The entrance to the preserve is a mile north of Bee Caves Road along the east side of Loop 360. The hiking trails are open every day sunrise to sunset, usually this is in between the hours of 7 am-7 pm. The Wild Basin Creative Research Visitor Center is open M-F, 9 am-4 pm.

Bikes, pets, smoking and picnics are all prohibited within the preserve boundaries.

The preserve serves as a gateway to the larger Balcones Canyonlands Preserve.

==History==
In 1974 Janet Poage, a West Lake Hills resident and prominent environmentalist, was instrumental in negotiating a developments rights agreement between the City of Austin, Travis County, and Westview Development creating the preserve. Other founders include Margaret Hessin, Lucille Stegman, Flora (Esther) McCormick, Florence Macklin, Martha Hudson, and Willa Mae Hardesty.

Mrs. Poage along with Westview executive Beth Robertson, Mayor Carol McClellan and County Commissioner Ann Richards redrew the master plan of Westview's 1,300-acre Davenport Ranch residential development in order to set aside over 100 acres of the developer's land to protect the sensitive Hill Country environment including habitat for the black-capped vireo and endangered golden-cheeked warbler.

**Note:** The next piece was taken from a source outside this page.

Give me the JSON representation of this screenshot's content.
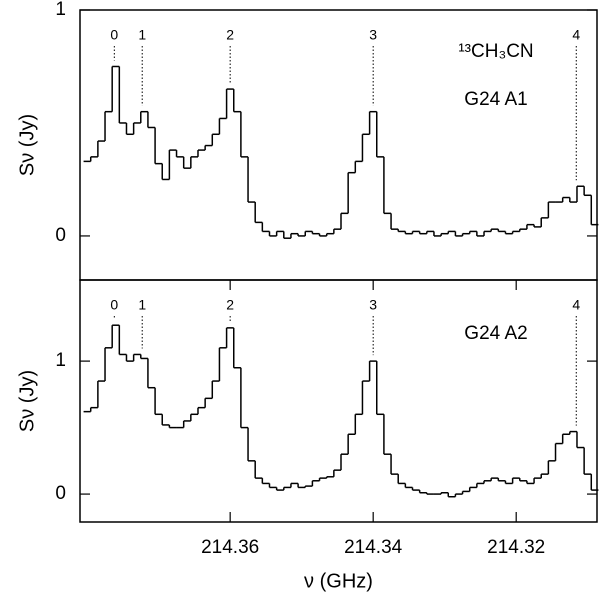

In the deal, Westview donated the land to Wild Basin and, in return, the City gave the developer the right to relocate 100 residential units originally planned on the preserve land to its adjacent property. This transaction was one of the first transfers of development rights in the Austin area and created one of the more important environmental laboratories on the Edwards Plateau.

==Nature==
===Animals===
Wild basin protects critical habitat for the endangered golden-cheeked warbler and several other rare and vulnerable species. Other animal species seen include white-tailed deer, greater roadrunner, eastern screech-owl, North American porcupine, bobcat, coyote, gray fox, Gulf Coast toad, and Blanchard's cricket frog.

==Plants==
Ashe juniper, yaupon holly Buckley's oak and Texas live oak are the predominant trees in the park.